Revenons-en aux faits : des écologistes européens, au nom d’un « idéal démocratique », s’inscrivent dans une vision de la Chine pour le moins unilatérale, sinon simpliste, façonnée par de puissants lobbies ne reculant devant aucun argument : demi-vérités, contre-vérités, canulars et même faux témoignages (2). Le climat antichinois est tellement pesant que des analystes rigoureux, comme par exemple, Bruno Guigue (3) ou Lionel Vairon (4), n’ont jamais accès à notre « grande presse » ou à nos plateaux de télévision où l’on préfère donner la parole à de soi-disant experts se contentant de répéter ce qui se dit outre Atlantique. Dès qu’on veut émettre sur la Chine une opinion équilibrée, on est taxé d’être « prochinois » et cela suffit à vous faire taire. La Chine ne peut donc apparaître que comme une menace aux yeux de nos opinions formatées.
Et voilà comment vous en arrivez à trouver « essentiel que l’UE parle d’une voix et soit capable de tenir tête aux tentatives de Xi Jinping de nous diviser et d’affaiblir le modèle de démocratie pluraliste », … comme si la Chine avait besoin de travailler à affaiblir le modèle européen ; il lui suffit d’observer, avec le recul de son histoire millénaire, ce qui se passe notamment en Hongrie, en Pologne, en République tchèque…(liste non exhaustive) où les « droits fondamentaux » en prennent un fameux coup…

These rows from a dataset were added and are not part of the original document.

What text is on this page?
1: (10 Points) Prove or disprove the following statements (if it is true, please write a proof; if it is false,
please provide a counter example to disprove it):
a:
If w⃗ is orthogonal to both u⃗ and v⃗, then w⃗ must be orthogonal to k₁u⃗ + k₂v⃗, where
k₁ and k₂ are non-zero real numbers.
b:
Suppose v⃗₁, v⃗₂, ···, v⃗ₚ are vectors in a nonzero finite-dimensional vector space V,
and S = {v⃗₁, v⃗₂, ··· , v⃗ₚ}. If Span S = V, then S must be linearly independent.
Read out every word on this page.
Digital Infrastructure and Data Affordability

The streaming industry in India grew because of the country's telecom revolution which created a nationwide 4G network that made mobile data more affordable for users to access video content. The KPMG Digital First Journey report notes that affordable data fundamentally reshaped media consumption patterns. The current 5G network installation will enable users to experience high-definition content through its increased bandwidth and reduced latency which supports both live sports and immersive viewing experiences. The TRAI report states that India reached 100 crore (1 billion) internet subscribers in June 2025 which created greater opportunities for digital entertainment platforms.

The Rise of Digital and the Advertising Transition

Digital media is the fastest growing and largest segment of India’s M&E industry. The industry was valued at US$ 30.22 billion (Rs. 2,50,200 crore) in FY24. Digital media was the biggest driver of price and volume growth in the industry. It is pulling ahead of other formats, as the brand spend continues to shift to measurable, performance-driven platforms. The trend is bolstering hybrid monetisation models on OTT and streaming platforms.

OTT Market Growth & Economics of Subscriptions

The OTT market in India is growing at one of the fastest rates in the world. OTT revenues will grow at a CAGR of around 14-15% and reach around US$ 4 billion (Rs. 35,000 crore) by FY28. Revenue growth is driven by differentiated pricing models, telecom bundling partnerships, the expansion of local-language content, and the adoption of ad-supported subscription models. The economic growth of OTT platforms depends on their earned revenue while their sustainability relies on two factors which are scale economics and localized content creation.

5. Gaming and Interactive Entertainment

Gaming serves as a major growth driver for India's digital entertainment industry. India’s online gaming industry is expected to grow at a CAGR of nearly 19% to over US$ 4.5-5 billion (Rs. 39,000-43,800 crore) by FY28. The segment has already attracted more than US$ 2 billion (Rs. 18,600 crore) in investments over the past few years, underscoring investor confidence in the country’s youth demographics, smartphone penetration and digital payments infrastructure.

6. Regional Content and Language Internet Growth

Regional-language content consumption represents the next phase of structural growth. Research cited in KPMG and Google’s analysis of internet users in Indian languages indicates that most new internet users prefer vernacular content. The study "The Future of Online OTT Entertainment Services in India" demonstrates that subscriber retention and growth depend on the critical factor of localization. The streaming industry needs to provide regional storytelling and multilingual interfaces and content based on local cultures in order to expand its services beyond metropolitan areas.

Je termine ce message en vous interpellant sur un sujet qui devrait vous tenir particulièrement à cœur : la défense de l’environnement. Plutôt que de vous laisser aspirer par un courant antichinois venu des États-Unis (et pas seulement, hélas, des Républicains) supportant de plus en plus mal de perdre leur hégémonie et enclins à faire endosser à la Chine la responsabilité de leur incurie, ne feriez-vous pas mieux, vous les Verts, de saluer les efforts gigantesques de la Chine en faveur des « droits de la planète » ? Alors que les États-Unis se sont retirés de la COP21 et que le « Green Deal » européen en est encore à ses balbutiements, la Chine, elle, est devenue, comme l’écrivait Franceinfo, « championne du monde des énergies vertes ». La « civilisation écologique » annoncée par Xi Jinping est en train de se construire en Chine, avec des résultats d’autant plus remarquables qu’ils succèdent à quarante années de croissance accélérée et aveugle.
Comment nos démocraties, coincées dans les échéances à court terme et soumises aux intérêts privés, vont-elles relever le défi planétaire ? Cette question ne devrait-elle pas alimenter en priorité la réflexion des écologistes occidentaux ? Le respect de l’environnement ne serait-il pas à vos yeux la condition sine qua non du respect de la « centralité de la dignité humaine » ?
Au plaisir, si vous le désirez, de prolonger la discussion, je vous prie d’agréer, cher Monsieur Lamberts, l’expression de ma meilleure considération.
André Lacroix
(1) source : https://en.wikipedia.org/wiki/Jill_Stein ;
(2) voir : http://tibetdoc.org/index.php/politique/chine-en-general/532-la-chine-…;;
(3) voir, par exemple : https://www.legrandsoir.info/l-aigle-et-le-dragon.html ;
(4) voir, par exemple, sur Google : Taïwan, un instrument de pression entre les mains de Washington.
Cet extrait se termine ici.